After living in the desert through the heart of winter, springtime in the Mojave comes on like a freight train, and suddenly you’re walking through a Ralph Steadman painting and there’s lilies and poppies and blue dicks and the beavertail cactus is blooming, as is the creosote and the bladderpod and the hopsage.
The colors that were for so long restricted to minor variations of gray and black and brown bleed together and you start to understand why they call it Golden Valley. The ground starts to move beneath your feet and for a few moments you think maybe Natalie Portman with the head of a golden eagle is playing some cruel trick on you but then you realize that it’s just the cold-blooded creatures coming to life and scurrying and sprinting and stampeding through the sand like a reptilian recreation of Jumanji.
The desert horned lizard shoots blood from its eyes – a defense mechanism – casting a red hue over the whole of the valley, as the sun goes down and the sparrows and swifts and swallows start to sing and when the sky is done burning the crickets start calling and the wind starts howling and the kangaroo rats wage war on the granola you dropped on the ground earlier in the day.
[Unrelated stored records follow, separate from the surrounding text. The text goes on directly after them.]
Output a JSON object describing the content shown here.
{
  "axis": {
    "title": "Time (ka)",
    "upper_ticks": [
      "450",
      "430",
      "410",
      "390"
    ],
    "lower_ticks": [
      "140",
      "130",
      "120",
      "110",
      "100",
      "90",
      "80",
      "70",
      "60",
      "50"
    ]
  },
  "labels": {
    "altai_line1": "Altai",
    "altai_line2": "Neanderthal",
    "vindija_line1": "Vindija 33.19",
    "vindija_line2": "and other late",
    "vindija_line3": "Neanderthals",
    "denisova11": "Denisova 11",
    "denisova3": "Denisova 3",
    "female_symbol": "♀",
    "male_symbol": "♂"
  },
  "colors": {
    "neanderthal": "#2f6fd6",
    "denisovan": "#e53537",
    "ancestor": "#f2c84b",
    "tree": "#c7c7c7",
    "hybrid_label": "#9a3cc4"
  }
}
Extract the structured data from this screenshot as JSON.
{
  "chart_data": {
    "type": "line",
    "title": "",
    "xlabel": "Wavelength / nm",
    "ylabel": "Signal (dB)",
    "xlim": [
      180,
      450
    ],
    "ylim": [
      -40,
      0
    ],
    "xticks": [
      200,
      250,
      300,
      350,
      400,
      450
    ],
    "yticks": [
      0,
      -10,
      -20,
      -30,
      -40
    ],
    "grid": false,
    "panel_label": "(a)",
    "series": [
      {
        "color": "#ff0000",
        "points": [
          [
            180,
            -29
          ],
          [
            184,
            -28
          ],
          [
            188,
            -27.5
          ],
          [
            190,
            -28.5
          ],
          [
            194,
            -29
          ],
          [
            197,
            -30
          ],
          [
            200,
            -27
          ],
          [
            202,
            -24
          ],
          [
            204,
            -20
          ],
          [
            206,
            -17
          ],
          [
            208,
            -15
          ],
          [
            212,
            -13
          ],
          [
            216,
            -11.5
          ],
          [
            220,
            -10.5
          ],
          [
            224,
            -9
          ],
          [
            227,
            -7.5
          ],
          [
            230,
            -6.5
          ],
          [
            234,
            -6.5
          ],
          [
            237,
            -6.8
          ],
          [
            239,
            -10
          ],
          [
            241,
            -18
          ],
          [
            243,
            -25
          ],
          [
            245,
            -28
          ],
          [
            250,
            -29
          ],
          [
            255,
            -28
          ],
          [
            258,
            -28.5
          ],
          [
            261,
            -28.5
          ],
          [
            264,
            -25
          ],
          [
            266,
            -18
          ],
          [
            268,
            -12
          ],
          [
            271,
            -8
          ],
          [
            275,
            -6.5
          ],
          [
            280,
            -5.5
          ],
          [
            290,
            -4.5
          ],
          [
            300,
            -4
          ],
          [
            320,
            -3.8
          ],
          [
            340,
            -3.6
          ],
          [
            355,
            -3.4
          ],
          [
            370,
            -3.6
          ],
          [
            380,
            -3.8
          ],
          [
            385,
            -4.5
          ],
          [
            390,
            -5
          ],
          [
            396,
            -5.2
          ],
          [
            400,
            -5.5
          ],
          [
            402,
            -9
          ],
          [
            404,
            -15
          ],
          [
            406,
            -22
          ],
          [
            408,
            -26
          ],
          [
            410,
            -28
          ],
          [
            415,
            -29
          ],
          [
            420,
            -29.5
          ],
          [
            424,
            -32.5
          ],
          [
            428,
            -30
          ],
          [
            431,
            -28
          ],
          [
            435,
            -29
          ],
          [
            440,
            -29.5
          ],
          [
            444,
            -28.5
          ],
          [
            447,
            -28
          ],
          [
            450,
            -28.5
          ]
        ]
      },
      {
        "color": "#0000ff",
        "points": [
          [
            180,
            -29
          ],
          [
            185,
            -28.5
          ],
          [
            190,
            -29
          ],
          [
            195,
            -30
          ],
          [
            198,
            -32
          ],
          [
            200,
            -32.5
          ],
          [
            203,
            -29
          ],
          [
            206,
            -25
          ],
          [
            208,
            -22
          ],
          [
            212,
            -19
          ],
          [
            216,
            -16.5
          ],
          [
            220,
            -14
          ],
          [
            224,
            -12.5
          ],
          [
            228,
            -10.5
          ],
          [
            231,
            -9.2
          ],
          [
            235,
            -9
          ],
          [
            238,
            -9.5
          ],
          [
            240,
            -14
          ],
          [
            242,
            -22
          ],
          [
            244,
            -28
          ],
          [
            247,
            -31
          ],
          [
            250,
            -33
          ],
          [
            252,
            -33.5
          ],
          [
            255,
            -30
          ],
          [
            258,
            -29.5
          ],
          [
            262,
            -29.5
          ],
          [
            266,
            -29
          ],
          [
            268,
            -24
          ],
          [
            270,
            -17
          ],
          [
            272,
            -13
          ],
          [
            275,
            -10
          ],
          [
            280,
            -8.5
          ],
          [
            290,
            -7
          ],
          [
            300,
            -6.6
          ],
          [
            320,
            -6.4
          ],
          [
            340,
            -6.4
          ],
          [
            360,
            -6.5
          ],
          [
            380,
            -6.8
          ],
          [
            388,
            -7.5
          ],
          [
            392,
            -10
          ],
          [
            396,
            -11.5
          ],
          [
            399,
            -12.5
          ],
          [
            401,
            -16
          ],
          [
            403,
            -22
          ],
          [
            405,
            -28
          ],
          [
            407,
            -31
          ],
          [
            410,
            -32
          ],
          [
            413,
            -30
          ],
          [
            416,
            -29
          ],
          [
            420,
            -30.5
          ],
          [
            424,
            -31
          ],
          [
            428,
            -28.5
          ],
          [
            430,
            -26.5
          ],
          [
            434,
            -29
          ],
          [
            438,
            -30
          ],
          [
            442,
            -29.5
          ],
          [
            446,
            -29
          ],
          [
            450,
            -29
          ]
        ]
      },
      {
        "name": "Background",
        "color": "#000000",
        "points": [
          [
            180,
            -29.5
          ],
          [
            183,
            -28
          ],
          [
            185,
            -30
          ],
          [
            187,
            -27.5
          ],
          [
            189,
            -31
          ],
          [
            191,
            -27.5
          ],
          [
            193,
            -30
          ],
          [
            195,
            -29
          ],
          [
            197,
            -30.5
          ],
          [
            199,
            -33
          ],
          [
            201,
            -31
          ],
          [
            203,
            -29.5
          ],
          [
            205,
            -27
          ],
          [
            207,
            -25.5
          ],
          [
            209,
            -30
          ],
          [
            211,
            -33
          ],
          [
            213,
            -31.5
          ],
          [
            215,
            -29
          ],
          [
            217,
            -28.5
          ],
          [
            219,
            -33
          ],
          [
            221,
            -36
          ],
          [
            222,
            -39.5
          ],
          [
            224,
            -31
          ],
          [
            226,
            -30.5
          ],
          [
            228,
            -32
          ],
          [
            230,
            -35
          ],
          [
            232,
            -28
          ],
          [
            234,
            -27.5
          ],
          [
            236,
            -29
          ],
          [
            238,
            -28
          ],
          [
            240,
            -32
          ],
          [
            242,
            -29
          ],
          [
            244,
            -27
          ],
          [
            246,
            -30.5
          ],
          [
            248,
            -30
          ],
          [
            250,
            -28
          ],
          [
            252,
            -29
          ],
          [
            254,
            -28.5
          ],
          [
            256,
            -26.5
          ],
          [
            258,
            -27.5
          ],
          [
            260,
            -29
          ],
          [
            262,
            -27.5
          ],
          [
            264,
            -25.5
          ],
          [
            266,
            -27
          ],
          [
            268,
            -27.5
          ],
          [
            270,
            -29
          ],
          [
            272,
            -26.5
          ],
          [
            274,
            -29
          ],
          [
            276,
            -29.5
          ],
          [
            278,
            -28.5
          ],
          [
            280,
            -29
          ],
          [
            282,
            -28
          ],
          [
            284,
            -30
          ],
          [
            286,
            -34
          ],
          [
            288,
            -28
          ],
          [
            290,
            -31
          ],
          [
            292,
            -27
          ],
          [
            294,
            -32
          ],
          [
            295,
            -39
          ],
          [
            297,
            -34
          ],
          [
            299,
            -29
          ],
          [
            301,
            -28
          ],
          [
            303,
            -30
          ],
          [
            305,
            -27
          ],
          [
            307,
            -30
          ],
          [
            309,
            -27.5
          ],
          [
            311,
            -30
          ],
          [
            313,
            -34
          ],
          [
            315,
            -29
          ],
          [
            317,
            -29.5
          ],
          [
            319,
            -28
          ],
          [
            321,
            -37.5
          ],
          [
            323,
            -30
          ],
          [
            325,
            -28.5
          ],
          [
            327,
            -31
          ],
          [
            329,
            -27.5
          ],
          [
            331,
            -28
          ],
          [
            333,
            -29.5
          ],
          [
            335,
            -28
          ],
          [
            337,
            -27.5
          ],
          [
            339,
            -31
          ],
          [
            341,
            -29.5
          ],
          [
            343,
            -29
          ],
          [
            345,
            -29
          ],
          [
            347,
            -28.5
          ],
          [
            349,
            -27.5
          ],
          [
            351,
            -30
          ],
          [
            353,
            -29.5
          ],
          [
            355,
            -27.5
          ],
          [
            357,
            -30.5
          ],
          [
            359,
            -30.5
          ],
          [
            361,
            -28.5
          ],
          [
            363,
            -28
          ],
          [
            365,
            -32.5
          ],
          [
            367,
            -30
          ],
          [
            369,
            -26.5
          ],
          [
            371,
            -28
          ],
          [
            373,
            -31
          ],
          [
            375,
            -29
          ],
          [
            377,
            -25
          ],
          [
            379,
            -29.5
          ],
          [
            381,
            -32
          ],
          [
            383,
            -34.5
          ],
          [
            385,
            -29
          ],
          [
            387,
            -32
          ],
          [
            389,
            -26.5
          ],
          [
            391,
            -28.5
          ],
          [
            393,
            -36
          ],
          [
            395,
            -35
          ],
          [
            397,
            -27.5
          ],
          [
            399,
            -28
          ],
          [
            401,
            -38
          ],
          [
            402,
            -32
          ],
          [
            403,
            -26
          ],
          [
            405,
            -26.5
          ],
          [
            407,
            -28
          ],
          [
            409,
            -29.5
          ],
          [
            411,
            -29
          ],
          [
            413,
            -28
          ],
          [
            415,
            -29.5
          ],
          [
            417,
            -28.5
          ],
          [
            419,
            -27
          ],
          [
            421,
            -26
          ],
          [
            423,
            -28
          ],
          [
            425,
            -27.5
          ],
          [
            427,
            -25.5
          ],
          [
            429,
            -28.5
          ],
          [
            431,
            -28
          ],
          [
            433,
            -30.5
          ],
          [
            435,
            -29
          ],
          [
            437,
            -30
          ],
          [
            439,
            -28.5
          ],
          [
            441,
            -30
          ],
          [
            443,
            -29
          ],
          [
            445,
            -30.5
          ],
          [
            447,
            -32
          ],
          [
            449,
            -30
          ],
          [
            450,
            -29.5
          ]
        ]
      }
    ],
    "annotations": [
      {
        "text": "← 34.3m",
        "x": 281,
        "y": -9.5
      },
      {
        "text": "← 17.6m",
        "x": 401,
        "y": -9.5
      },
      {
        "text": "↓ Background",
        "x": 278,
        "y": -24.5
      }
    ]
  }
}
The night sky spreads out before you and you see infinite constellations, real and imagined, shooting stars and satellites, the waning moon making a late appearance, and camping out until well into the morning. In the heart of Golden Valley you’re further from humans than you’ve been in months, years, your whole life maybe; as you round the bend into Christmas Canyon, Trona’s sulfurous stench is stiﬂed and the droning of dirt bikes dissipates and you find yourself alone, just a solitary turkey vulture in the sky to watch over you as you’re carried along in the wind.
A speckled rattlesnake makes its presence known and you stop dead in your tracks, three feet and six seconds away from a bite that would send you crawling to an early grave. But it’s a friendly warning; knowing glances are exchanged, and you go on your way, as does the serpent, with the sun on your back and a cool spring breeze on your face, each creature free to enjoy the onset of spring in his own peculiar way.